Masjid Nurul Hikmah Bogor Ambruk Akibat Tebing Longsor di Kali Cikaret

Sedang Trending 1 jam yang lalu

Bangunan Masjid Nurul Hikmah di Kelurahan Pasir Jaya, Kecamatan Bogor Barat, Kota Bogor, ambruk dan hanyut terbawa arus Kali Cikaret akibat tebing setinggi enam meter yang longsor pada Minggu (3/5/2026) malam. Insiden tersebut dipicu oleh hujan deras yang menyebabkan debit air sungai meningkat tajam.

Berdasarkan informasi yang dilansir dari Detikcom, tebing sepanjang 10 meter tersebut tergerus aliran sungai hingga meruntuhkan struktur rumah ibadah di atasnya. Selain merusak fasilitas publik, longsoran ini turut mengancam keselamatan bangunan tinggal warga yang berada di area sekitar lokasi kejadian.

Kepala Pelaksana (Kalak) Badan Penanggulangan Bencana Daerah (BPBD) Kota Bogor, Dimas Tiko Prahafi Sasongko, mengonfirmasi bahwa peristiwa ini terjadi di wilayah Pasir Jaya. Pihaknya segera melakukan pengecekan ke lokasi setelah menerima laporan dari masyarakat setempat.

"Telah terjadi tebing longsor di Kelurahan Pasir Jaya, Kecamatan Bogor Barat. Kejadian ini mengakibatkan bangunan Masjid Nurul Hikmah ambruk terbawa arus deras Kali Cikaret," kata Dimas Tiko Prahafi Sasongko, Kalak BPBD Kota Bogor.

Petugas di lapangan mengidentifikasi bahwa stabilitas tanah di kawasan tersebut sangat rendah saat diguyur hujan dengan intensitas tinggi. Hal ini diperburuk dengan hantaman arus sungai yang sangat kuat terhadap kaki tebing.

"Penyebab longsor akibat hujan deras dan tanah labil, menjadi longsor kembali, ditambah dengan arus Kali Cikaret yang deras. Lebar longsor kurang lebih 10 meter dan tinggi kurang lebih 6 meter," ucap Dimas Tiko.

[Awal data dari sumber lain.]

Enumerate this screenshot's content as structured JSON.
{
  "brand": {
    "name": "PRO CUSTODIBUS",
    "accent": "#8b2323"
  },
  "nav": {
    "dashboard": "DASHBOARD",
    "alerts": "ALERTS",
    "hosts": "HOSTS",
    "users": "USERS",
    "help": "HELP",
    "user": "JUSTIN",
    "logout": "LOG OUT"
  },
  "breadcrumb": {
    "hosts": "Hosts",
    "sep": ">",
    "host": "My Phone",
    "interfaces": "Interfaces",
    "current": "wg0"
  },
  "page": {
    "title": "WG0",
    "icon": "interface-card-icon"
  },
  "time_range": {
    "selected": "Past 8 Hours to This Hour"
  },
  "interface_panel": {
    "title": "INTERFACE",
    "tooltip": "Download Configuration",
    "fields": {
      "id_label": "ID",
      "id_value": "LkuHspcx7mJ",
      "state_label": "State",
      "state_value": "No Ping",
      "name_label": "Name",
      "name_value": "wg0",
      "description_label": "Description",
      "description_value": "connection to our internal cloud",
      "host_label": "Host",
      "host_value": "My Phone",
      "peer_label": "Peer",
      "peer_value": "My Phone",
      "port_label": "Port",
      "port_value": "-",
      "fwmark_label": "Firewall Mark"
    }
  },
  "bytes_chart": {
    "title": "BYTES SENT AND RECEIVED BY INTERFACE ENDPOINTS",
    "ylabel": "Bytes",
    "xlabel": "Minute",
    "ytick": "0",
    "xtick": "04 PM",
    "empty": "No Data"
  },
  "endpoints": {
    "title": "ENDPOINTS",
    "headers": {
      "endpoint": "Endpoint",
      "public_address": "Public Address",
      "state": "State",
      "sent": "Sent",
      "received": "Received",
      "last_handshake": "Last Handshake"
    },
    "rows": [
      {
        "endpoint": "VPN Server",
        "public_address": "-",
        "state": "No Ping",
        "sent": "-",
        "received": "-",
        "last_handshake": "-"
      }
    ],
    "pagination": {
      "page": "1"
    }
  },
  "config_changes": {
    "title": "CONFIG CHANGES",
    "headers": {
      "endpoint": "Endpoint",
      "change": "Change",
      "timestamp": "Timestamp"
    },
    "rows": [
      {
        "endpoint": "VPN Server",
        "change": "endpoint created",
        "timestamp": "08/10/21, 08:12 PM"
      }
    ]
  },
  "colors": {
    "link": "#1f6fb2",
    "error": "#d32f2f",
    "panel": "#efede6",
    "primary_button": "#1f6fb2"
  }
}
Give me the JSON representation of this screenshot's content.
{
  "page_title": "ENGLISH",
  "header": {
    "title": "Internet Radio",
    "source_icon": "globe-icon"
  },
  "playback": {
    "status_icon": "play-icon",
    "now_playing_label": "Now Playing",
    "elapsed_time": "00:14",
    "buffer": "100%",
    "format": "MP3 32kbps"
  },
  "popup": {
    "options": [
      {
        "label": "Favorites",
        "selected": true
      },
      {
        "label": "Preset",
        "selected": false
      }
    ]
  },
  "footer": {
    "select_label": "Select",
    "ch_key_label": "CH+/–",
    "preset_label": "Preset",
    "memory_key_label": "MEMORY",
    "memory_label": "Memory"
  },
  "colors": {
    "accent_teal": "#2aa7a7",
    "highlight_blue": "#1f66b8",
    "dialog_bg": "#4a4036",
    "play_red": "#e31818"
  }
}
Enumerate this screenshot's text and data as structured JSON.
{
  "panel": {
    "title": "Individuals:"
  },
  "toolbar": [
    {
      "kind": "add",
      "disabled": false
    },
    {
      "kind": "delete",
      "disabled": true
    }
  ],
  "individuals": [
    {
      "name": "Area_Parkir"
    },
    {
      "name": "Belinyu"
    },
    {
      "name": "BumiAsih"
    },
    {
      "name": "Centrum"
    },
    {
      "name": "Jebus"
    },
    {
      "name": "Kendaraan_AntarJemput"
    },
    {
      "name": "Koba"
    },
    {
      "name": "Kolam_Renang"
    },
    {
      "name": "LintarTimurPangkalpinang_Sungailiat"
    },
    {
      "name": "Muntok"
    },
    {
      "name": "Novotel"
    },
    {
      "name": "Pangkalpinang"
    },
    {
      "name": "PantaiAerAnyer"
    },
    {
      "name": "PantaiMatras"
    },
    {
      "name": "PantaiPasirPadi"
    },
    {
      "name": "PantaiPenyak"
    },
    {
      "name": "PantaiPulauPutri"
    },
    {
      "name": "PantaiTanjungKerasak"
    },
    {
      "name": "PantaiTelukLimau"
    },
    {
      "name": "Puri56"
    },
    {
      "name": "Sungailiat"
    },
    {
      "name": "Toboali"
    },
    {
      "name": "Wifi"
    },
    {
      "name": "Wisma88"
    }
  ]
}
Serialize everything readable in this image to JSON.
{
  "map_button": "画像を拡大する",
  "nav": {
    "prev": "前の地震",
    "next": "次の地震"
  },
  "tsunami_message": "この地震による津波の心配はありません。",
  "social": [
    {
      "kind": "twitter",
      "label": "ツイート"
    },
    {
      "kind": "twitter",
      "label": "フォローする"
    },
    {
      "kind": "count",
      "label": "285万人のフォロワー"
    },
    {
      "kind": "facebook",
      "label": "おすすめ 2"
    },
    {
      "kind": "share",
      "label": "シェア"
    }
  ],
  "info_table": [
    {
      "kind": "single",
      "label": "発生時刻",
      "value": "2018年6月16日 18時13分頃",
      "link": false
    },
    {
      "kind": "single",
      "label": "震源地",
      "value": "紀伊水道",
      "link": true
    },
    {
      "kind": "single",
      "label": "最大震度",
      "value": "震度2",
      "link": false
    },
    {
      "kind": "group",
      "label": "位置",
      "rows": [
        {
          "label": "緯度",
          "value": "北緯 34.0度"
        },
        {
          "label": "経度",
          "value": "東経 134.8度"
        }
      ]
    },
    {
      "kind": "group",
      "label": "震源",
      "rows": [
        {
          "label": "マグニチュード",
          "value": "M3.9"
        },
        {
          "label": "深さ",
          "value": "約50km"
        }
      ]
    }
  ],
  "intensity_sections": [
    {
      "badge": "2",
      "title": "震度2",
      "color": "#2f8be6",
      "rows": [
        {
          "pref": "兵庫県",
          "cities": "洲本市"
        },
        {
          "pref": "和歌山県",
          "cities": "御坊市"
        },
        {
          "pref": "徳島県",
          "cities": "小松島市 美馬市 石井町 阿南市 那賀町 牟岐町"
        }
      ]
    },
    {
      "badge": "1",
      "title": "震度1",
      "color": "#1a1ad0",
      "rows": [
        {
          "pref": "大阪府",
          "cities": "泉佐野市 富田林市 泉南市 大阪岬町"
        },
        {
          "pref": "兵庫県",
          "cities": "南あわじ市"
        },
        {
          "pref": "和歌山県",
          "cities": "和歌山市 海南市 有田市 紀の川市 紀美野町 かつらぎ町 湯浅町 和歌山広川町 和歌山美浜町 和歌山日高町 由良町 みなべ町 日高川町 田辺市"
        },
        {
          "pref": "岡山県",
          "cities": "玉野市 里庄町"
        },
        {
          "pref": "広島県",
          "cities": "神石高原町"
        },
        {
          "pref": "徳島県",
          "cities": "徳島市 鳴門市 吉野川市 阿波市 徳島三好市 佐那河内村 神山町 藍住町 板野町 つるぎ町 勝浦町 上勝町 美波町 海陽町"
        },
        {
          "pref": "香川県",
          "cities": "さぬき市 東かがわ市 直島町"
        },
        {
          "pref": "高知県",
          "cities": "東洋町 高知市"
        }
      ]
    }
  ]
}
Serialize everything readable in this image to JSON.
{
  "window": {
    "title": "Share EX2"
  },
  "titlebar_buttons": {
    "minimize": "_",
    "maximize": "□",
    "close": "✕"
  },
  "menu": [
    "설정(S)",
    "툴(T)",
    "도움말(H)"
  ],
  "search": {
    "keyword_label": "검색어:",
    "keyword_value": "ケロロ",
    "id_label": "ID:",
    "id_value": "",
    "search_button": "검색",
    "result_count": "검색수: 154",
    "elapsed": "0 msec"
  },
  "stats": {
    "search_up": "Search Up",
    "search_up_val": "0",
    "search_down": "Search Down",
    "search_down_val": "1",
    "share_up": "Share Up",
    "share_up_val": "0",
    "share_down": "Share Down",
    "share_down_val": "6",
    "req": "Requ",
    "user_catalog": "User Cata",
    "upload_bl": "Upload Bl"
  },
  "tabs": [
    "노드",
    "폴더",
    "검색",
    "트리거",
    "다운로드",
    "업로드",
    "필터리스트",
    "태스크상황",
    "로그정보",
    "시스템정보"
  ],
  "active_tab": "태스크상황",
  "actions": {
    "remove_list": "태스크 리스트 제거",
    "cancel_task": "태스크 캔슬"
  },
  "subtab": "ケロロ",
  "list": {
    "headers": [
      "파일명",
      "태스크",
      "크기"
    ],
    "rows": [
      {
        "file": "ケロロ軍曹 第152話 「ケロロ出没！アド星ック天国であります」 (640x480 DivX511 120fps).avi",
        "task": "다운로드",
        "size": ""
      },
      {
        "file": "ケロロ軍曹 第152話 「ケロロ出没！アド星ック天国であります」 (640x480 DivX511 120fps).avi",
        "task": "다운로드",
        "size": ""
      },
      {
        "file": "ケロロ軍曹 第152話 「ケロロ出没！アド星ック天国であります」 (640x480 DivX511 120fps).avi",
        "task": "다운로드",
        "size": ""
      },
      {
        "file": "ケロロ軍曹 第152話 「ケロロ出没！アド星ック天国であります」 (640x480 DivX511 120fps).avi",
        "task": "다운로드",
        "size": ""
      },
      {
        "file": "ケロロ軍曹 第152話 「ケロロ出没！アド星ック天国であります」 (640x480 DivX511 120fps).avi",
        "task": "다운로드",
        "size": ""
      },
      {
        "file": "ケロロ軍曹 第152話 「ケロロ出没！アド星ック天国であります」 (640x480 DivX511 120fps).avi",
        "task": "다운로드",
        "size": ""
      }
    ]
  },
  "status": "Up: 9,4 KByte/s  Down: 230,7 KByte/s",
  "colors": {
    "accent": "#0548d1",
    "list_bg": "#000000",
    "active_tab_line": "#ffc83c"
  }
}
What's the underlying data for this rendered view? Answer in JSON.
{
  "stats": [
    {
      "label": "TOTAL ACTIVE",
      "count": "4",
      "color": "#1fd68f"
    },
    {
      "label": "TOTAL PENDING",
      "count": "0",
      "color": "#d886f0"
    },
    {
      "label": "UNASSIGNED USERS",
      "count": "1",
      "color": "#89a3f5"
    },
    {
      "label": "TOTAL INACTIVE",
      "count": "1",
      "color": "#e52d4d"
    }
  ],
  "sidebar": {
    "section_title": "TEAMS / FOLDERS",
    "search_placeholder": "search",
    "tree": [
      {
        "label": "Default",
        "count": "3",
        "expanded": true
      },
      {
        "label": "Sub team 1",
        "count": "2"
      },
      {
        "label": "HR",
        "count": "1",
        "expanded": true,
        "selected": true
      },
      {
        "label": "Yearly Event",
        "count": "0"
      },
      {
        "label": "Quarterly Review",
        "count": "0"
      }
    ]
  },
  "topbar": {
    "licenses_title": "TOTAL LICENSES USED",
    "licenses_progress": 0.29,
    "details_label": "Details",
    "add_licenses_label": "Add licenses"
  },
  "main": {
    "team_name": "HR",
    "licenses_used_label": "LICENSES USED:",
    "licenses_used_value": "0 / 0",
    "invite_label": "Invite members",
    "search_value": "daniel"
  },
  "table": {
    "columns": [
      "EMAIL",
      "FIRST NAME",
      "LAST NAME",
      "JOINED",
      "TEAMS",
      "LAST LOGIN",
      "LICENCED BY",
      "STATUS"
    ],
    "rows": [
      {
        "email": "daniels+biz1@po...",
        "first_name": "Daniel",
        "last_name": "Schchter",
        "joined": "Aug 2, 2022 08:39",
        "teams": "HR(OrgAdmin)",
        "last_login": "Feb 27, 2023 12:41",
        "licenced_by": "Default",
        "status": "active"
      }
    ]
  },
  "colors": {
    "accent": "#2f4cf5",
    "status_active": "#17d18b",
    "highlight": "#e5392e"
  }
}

Laporan awal masuk ke pihak berwenang pada pukul 18.50 WIB setelah warga melihat pergeseran tanah. BPBD mencatat satu unit rumah warga saat ini berada dalam kondisi yang sangat riskan karena posisinya yang sangat dekat dengan titik longsoran baru.

"Terdapat rumah warga yang terdampak, kondisinya menghawatirkan terkena longsor juga. Penghuni rumah warga yang terdampak sementara mengungsi ke rumah adik dan orangtuanya," lanjut Dimas Tiko.

Selain musibah di Pasir Jaya, cuaca ekstrem juga memicu luapan air di Kampung Babakan Sumantri, Kelurahan Pasir Kuda. Aliran Kali Cimanglid tersumbat oleh material pohon yang tumbang sehingga air merendam pemukiman warga di sekitar bantaran sungai.

"Pohon jenis bambu tumbang di Kali Cumanglid dan menutupi aliran sungai dan melupa kebeberapa rumah warga. Sebanyak enam rumah warga terendam air yang meluap," kata Dimas.

Ketinggian air dilaporkan segera menyusut setelah intensitas hujan mulai menurun pada malam hari. Tim reaksi cepat BPBD bersama warga setempat langsung melakukan upaya pembersihan material lumpur dan pemotongan batang pohon yang menyumbat aliran sungai.

"Assessment dan Pemotongan pohon tumbang sudah selesai dilakukan. Banjir akibat pohon tumbang sudah mulai surut. Warga dibantu petugas sedang membersihkan rumahnya masing-masing," imbuh Dimas Tiko.